Question

From a disc of mass \( M \) and radius \( R \), a circular hole of diameter \( R \) is cut whose rim passes through the centre. The moment of inertia of the remaining part of the disc about perpendicular axis passing through the centre is

• A. \( \frac{11MR^2}{32} \)
• B. \( \frac{7MR^2}{32} \)
• C. \( \frac{9MR^2}{32} \)
• D. \( \frac{13MR^2}{32} \)

Hint:

When removing a part of a symmetrical object like a disc, subtract the moment of inertia of the removed part from the original moment of inertia.

Answer 1

The Correct Option is B

Step 1: Understanding the moment of inertia.
The moment of inertia of a disc is given by \( I_{\text{disc}} = \frac{1}{2} MR^2 \).

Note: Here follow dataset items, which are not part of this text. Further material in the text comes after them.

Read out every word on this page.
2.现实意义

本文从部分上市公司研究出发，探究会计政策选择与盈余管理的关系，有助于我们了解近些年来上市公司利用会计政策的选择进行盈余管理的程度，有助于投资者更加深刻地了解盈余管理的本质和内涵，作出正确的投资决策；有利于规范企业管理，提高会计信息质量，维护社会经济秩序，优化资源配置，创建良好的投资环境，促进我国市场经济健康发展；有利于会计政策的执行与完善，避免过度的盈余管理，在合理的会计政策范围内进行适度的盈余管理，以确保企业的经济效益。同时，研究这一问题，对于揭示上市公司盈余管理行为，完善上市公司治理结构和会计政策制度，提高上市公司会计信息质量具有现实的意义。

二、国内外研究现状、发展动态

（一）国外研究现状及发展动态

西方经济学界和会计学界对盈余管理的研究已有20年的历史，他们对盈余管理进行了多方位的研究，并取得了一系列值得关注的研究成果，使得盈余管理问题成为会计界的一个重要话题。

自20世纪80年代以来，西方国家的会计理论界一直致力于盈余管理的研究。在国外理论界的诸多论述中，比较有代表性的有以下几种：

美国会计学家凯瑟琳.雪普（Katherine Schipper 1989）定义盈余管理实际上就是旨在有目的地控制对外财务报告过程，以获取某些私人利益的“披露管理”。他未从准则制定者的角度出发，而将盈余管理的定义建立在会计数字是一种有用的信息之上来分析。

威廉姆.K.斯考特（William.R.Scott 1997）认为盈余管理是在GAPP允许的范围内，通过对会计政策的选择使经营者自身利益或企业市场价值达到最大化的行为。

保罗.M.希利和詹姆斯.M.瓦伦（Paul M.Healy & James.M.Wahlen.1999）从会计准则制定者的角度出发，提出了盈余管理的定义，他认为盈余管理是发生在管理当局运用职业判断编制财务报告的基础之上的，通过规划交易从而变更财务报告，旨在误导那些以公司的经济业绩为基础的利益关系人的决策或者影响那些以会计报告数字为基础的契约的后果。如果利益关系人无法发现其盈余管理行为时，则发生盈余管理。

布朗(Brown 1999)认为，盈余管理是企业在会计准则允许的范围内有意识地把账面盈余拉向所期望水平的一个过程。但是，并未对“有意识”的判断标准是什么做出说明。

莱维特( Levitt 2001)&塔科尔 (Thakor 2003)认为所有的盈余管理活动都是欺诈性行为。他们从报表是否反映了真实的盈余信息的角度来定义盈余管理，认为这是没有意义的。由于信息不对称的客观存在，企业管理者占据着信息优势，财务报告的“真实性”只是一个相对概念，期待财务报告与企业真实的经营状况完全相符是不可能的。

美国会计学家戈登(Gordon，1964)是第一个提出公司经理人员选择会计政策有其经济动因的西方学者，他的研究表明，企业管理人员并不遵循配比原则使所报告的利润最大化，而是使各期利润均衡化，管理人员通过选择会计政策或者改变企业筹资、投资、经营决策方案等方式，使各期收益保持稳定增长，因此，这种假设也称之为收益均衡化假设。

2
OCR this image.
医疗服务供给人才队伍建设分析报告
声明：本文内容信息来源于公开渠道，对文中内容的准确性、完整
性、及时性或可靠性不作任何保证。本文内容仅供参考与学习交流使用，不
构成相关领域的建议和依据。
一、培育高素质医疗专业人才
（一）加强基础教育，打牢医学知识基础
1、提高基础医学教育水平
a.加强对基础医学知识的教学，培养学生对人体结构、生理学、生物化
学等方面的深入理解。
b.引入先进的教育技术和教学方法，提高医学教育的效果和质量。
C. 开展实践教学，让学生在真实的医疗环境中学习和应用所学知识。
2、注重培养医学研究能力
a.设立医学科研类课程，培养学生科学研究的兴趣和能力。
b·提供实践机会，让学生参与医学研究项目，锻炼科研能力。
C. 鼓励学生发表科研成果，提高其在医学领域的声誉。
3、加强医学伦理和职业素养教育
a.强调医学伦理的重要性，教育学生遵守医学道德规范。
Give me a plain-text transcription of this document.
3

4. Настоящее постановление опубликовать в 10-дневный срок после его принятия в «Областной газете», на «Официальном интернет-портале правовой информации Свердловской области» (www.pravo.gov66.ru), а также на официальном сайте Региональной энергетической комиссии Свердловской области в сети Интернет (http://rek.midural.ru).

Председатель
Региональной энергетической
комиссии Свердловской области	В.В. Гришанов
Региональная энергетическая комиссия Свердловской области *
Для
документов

When a hole is cut from the disc, the moment of inertia of the remaining part can be calculated by subtracting the moment of inertia of the hole from the moment of inertia of the full disc.
Step 2: Moment of inertia of the hole.
The moment of inertia of a circular hole of radius \( R/2 \) (since the diameter of the hole is \( R \)) is given by \( I_{\text{hole}} = \frac{1}{2} M_{\text{hole}} R^2 \). Subtracting this from the original disc's moment of inertia gives the result: \[ I = \frac{7MR^2}{32} \] Step 3: Conclusion.
The correct answer is (B), \( \frac{7MR^2}{32} \).